Osteopathic Oath and Osteopathic Principles

Philosophy of Osteopathy” from Andrew Taylor Still. Andrew Taylor Still, considered the father of osteopathy and osteopathic medicine (1828-1917).

Law

“I do hereby affirm my loyalty to the profession I am about to enter. I will be mindful always of my great responsibility to preserve the health and the life of my patients, to retain their confidence and respect both as a physician and a friend who will guard their secrets with scrupulous honor and fidelity, to perform faithfully my professional duties, to employ only those recognized methods of treatment consistent with good judgment and with my skill and ability, keeping in mind always nature’s laws and the body’s inherent capacity for recovery.

I will be ever vigilant in aiding in the general welfare of the community, sustaining its laws and institutions, not engaging in those practices which will in any way bring shame or discredit upon myself or my profession.
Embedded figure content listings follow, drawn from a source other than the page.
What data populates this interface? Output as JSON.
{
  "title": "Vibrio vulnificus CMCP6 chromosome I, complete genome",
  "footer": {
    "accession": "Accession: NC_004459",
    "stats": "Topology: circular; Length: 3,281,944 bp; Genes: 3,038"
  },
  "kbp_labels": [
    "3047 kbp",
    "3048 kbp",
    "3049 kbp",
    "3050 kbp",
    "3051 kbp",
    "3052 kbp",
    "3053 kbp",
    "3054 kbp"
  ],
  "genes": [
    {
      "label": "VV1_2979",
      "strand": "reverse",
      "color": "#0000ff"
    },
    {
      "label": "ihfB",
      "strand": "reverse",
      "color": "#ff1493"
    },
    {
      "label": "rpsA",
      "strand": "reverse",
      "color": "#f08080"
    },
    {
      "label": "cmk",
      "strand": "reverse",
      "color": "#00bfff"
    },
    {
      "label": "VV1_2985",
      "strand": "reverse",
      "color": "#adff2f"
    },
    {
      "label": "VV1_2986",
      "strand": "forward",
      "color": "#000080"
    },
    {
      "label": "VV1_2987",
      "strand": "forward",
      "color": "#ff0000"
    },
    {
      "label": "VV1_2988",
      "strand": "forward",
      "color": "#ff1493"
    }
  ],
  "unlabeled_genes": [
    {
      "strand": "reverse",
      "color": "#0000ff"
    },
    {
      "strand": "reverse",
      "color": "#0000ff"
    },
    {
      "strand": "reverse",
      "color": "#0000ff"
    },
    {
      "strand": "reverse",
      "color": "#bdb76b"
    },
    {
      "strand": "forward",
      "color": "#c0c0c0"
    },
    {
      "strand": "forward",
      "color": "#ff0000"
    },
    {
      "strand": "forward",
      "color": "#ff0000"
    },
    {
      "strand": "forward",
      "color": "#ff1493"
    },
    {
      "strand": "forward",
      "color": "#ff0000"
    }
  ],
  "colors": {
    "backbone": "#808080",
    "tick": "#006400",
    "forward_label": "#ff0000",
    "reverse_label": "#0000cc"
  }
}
I will give no drugs for deadly purposes to any person, though it be asked of me.

I will endeavor to work in accord with my colleagues in a spirit of progressive cooperation and never by word or by act cast imputations upon them or their rightful practices.

I will look with respect and esteem upon all those who have taught me my art. To my college I will be loyal and strive always for its best interests and for the interests of the students who will come after me. I will be ever alert to further the application of basic biologic truths to the healing arts and to develop the principles of osteopathy which were first enunciated by Andrew Taylor Still”.

Osteopathic Principles

The body is a unit; the person is a unit of body, mind, and spirit.

The body is capable of self-regulation, self-healing, and health maintenance.

Structure and function are reciprocally interrelated.

Rational treatment is based upon an understanding of the basic principles of body unity, self-regulation, and the interrelationship of structure and function.